Für Erzeuger und Packbetriebe verlängert sich durch diese Verzögerung die Unsicherheit über künftige Exportkanäle. Investitionen in Verpackungskapazitäten, Lagerung und Japanspezifische Qualitätsprogramme lassen sich ohne klaren Zeitplan schwer rechtfertigen. Während Branchenführer betonen, dass Chancen in anderen Ländern bestehen bleiben und der weltweite Handel mit Kartoffeln und abgeleiteten Produkten weiter wächst, begrenzt das Fehlen Japans als Frischmarkt das Aufwärtspotenzial für US-Exportvolumen und -werte im mittleren Zeithorizont.
Kurzfristiger Ausblick & Wetter
Kurzfristig bedeutet der unveränderte Handelsstatus, dass sich US-Exporte von Frischkartoffeln weiterhin auf etablierte Märkte konzentrieren werden, während verarbeitete Produkte einen erheblichen Teil der Produktion absorbieren. Die jüngsten Preisbewegungen bei europäischer Kartoffelstärke in Richtung etwa 0,63 EUR/kg deuten nicht auf einen unmittelbaren Angebotsschock hin, sondern eher auf ein ausgeglichenes bis leicht überversorgtes Industriesegment.

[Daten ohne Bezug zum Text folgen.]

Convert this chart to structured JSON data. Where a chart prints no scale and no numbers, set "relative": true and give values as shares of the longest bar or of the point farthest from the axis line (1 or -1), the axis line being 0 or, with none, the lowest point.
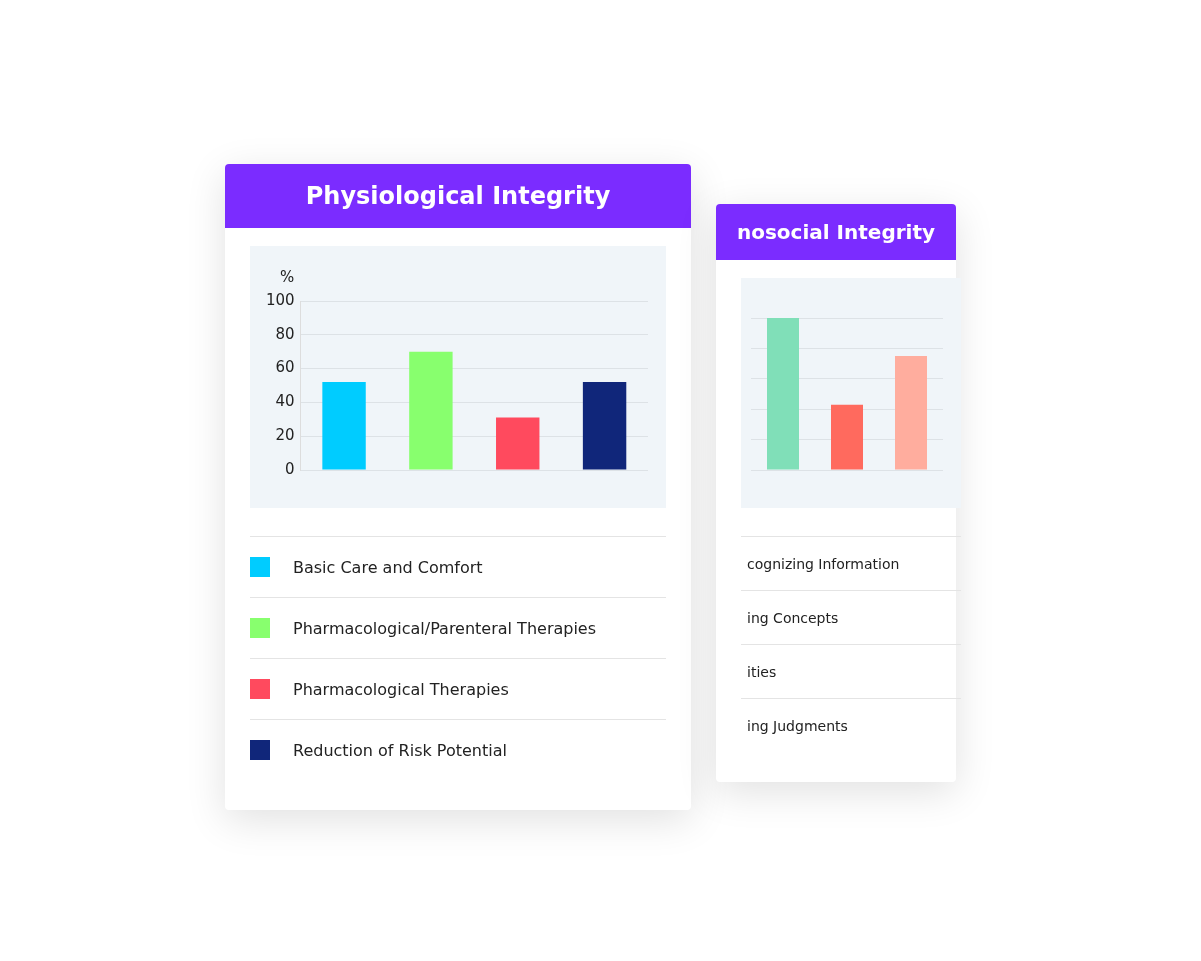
{
  "chart_data": [
    {
      "type": "bar",
      "title": "Physiological Integrity",
      "ylabel": "%",
      "categories": [
        null,
        null,
        null,
        null
      ],
      "series": [
        {
          "name": "Basic Care and Comfort",
          "color": "#00ccff",
          "values": [
            52,
            null,
            null,
            null
          ]
        },
        {
          "name": "Pharmacological/Parenteral Therapies",
          "color": "#88ff6e",
          "values": [
            null,
            70,
            null,
            null
          ]
        },
        {
          "name": "Pharmacological Therapies",
          "color": "#ff4a5e",
          "values": [
            null,
            null,
            31,
            null
          ]
        },
        {
          "name": "Reduction of Risk Potential",
          "color": "#10267a",
          "values": [
            null,
            null,
            null,
            52
          ]
        }
      ],
      "ylim": [
        0,
        100
      ],
      "yticks": [
        0,
        20,
        40,
        60,
        80,
        100
      ],
      "grid": "y",
      "tick_labels": "y",
      "legend": "bottom"
    },
    {
      "type": "bar",
      "title": "nosocial Integrity",
      "categories": [
        null,
        null,
        null
      ],
      "values": [
        1,
        0.43,
        0.75
      ],
      "colors": [
        "#80dfb8",
        "#ff6a5e",
        "#ffad9e"
      ],
      "relative": true,
      "grid": "y",
      "tick_labels": false,
      "annotations": [
        "cognizing Information",
        "ing Concepts",
        "ities",
        "ing Judgments"
      ]
    }
  ]
}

Wetterseitig befindet sich Washington State im Übergang zu Spätsommerbedingungen; in den vergangenen Tagen wurden keine größeren, akuten Witterungsschocks gemeldet, die die regionalen Ertragsperspektiven grundlegend verändern würden. Bleibt ein plötzlicher politischer Durchbruch in Tokio aus, dürfte sich die Marktwirkung in den nächsten Wochen stärker aus Erntefortschritt, Lagerentscheidungen und wettbewerbsfähiger Exportpreisgestaltung ergeben als aus Schlagzeilen zur Handelspolitik.
Trading- & Risikomanagement-Sicht
- US-Erzeuger/Exporteure: Planen Sie Exportprogramme 2026/27 unter der Annahme, dass ein vollständiger Frischzugang nach Japan nicht schnell zustande kommt. Priorisieren Sie die Diversifizierung in andere asiatische und lateinamerikanische Märkte und optimieren Sie Verträge für verarbeitete Produkte.
- Europäische Verarbeiter und Käufer von Kartoffelstärke: Nutzen Sie die aktuelle Spanne um 0,63 EUR/kg zur Sicherung der mittelfristigen Deckung, vermeiden Sie jedoch Überengagements angesichts der insgesamt komfortablen Versorgung und des Potenzials für weitere moderate Abschwächung, falls Exportkanäle begrenzt bleiben.
- Importeure in Asien: Rechnen Sie mit anhaltendem Wettbewerb unter Exporteuren um die Bedienung nicht-japanischer Märkte, was helfen sollte, das Aufwärtspotenzial der Preise für Frisch- und Verarbeitungsware US-Ursprungs kurzfristig zu begrenzen.